Men are from Dune, women are from Pemberley

Grim's link took me to other articles by Examiner writer Michelle Kerns, including her "Men are from Dune, women are from Pemberley" lists of 75 Books Every Man or Every Woman Must Read.  I'm afraid I haven't read very many of them, but I've read 16 from the men's list and only 11 from the women's.

Both lists pick a single book by a famous writer and let it go at that.  I don't read that way; I'm more likely to read all of the works of an author that suits me and never quite get through even the first book of an author that doesn't.  What's more, almost none of the books I've read from either of these lists is on my "desert island" list of the few books I'd want to have on hand to read repeatedly for the rest of my life, in a pinch.  "Lolita" isn't on either list, for instance.  But "War and Peace" is on one and "Middlemarch" on the other, so there's that.  And yet no C.S. Lewis!  I don't know what I'd do with myself if I couldn't read and re-read his works.  Not to mention Robert Heinlein, John Varley, Frederick Pohl, Larry Niven/Jerry Pournelle, and a handful of other science-fiction writers I depend on year after year--science fiction and fantasy being my true lifelong literary enthusiasms.

But as for Twain, Dickens, Joyce, Rushdie, Hemingway, Henry James, Maya Angelou, J. K. Rowling, and other high- and low-brow favorites, I just can't read them at all.

5 comments:

Grim said...

Never liked any of those science fiction writers you mentioned. There's a kind of division between sci-fi and space opera, and I always liked the latter better. It gets at what is -- for me, as a reader -- the important things about a story: epic battles between good and evil, light and darkness, explorations of the deepest meanings of reality.

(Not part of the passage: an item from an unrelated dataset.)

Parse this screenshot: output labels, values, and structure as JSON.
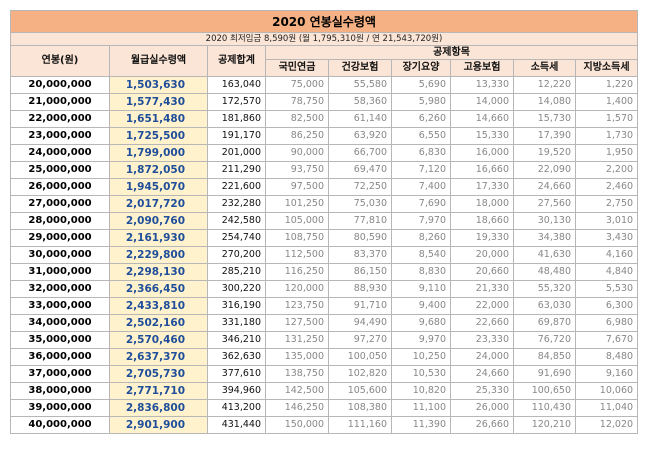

You get that in high fantasy, but I like low fantasy too (at least as low as Conan and Fafhrd). I get the sense that, if I were a character in one of these books, I'd be a strange sort of figure: something like a cross between the Black Knight who is Richard I and the 'free companion' Maurice de Bracy; somewhere between Han Solo and Boba Fett. I picked Grimbeorn out of Tolkien, because he's a slightly shadowier figure than Beorn -- a figure on the right side of things, after all, but nevertheless someone who is willing to decorate his home with the heads of his enemies.

Of the stories they recommend for men, I liked Moby Dick best. I couldn't deal with War and Peace at all, though I tried: Russians playing at being Frenchmen didn't appeal to me.

And as for Twain, he's a fellow Southerner. We're at the opposite ends of our culture, as nearly perfectly opposed as two men might be, but he's family after a fashion.

Grim said...

Oh, but Dune -- I loved that story. I reread it just before deploying to Iraq. I thought it would be good preparation, and so it was.

Texan99 said...

I'm one of the few people who sort of enjoyed the movie Dune. I can't read so much as a paragraph of Herbert, but I liked the story.

There's no limit to the number of times I could read and enjoy War and Peace.

Grim said...

I tried hard. It just doesn't speak to me. Probably if I put enough effort into it, eventually I'd have made the commitment and could come to care about it...

...but I just don't care enough to try that hard to care. :)

I liked the movie, too. I haven't read anything else he wrote, but the book was really good. The good part for preparing for Iraq wasn't the bit about the desert, by the way; our relationship to the desert was totally different even in the desert, and mostly I was in Mesopotamia anyway. The helpful part was in thinking about blood feuds and assassinations.

Ymar Sakar said...

If Shah Massoud, the leader of the Northern Coalition had been more paranoid and trusted journalists less, we might have saw more of him in the Afghan conflict.

http://en.wikipedia.org/wiki/Ahmad_Shah_Massoud

He might have made a much better leader than the one Afghanistan did get.

Good old paranoia. People underestimate how useful it is.